Step 2: Save Resultsets into CSV files and rename prefix with clm_

Step 3: Upload all these CSV into Databricks Filestore

Click Create Table then Below pop up will open and upload all csv files

Step 4: Check it in Catalog--> FileStores --> All Clm_ prefix files are available !!

Step 5: Ingested CLM_ csv prefix files now it will be created as delta tables in Databricks as well as migrate to new guidewire raw database

PySpark Code has below

import os
from pyspark.sql import SparkSession
from pyspark.sql.types import IntegerType
from pyspark.sql.functions import col

# Initialize Spark session (usually pre-initialized in Databricks)
spark = SparkSession.builder.appName("CreateTablesFromCSV").getOrCreate()
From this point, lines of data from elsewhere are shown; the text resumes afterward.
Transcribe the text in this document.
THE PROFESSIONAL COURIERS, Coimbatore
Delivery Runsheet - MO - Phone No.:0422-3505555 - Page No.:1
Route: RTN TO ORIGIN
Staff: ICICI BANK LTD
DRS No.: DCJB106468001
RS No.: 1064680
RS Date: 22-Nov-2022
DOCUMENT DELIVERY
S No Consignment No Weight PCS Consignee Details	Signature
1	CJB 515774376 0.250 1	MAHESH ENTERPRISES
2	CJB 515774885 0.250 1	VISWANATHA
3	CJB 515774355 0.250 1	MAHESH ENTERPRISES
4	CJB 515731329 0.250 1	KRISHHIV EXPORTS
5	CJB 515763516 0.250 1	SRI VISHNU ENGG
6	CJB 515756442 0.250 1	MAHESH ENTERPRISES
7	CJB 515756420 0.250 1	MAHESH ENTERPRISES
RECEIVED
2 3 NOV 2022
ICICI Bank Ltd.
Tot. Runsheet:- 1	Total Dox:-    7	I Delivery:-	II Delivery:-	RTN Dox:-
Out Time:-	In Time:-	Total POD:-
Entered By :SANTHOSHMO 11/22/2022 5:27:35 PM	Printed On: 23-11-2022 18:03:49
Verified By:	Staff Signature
# Define the base path for FileStore
base_path = "dbfs:/FileStore/"

# Define file prefixes to look for
file_prefixes = ["clm_"]

# Iterate over file prefixes and create tables based on file names
for prefix in file_prefixes:
# List all CSV files that start with the given prefix in the FileStore
csv_files = dbutils.fs.ls(base_path)

# Filter for CSV files that match the prefix
prefix_files = [f.path for f in csv_files if f.name.startswith(prefix) and f.name.endswith(".csv")]

# Load each CSV file and create a table
for file_path in prefix_files:
# Extract the table name from the file name (remove ".csv")
table_name = os.path.basename(file_path).replace(".csv", "")

# Load the CSV file into a DataFrame
df = spark.read.format("csv").option("header", "true").load(file_path)

# Change the ID column data type from string to Integer, if it exists
if 'ID' in df.columns:
df = df.withColumn("ID", col("ID").cast(IntegerType()))

# Create a table with the same name as the file (without .csv extension)
df.write.format("delta").mode("overwrite").saveAsTable(table_name)

# Print success message
print(f"Table '{table_name}' created successfully from file '{file_path}'.")

Log info

Table 'clm_cc_claim_h2' created successfully from file 'dbfs:/FileStore/clm_cc_claim_h2.csv'. Table 'clm_cc_contact_h2' created successfully from file 'dbfs:/FileStore/clm_cc_contact_h2.csv'. Table 'clm_cc_credential_h2' created successfully from file 'dbfs:/FileStore/clm_cc_credential_h2.csv'. Table 'clm_cc_group_h2' created successfully from file 'dbfs:/FileStore/clm_cc_group_h2.csv'. Table 'clm_cc_user_h2' created successfully from file 'dbfs:/FileStore/clm_cc_user_h2.csv'. Table 'clm_cctl_claimstate_h2' created successfully from file 'dbfs:/FileStore/clm_cctl_claimstate_h2.csv'. Table 'clm_cctl_grouptype_h2' created successfully from file 'dbfs:/FileStore/clm_cctl_grouptype_h2.csv'.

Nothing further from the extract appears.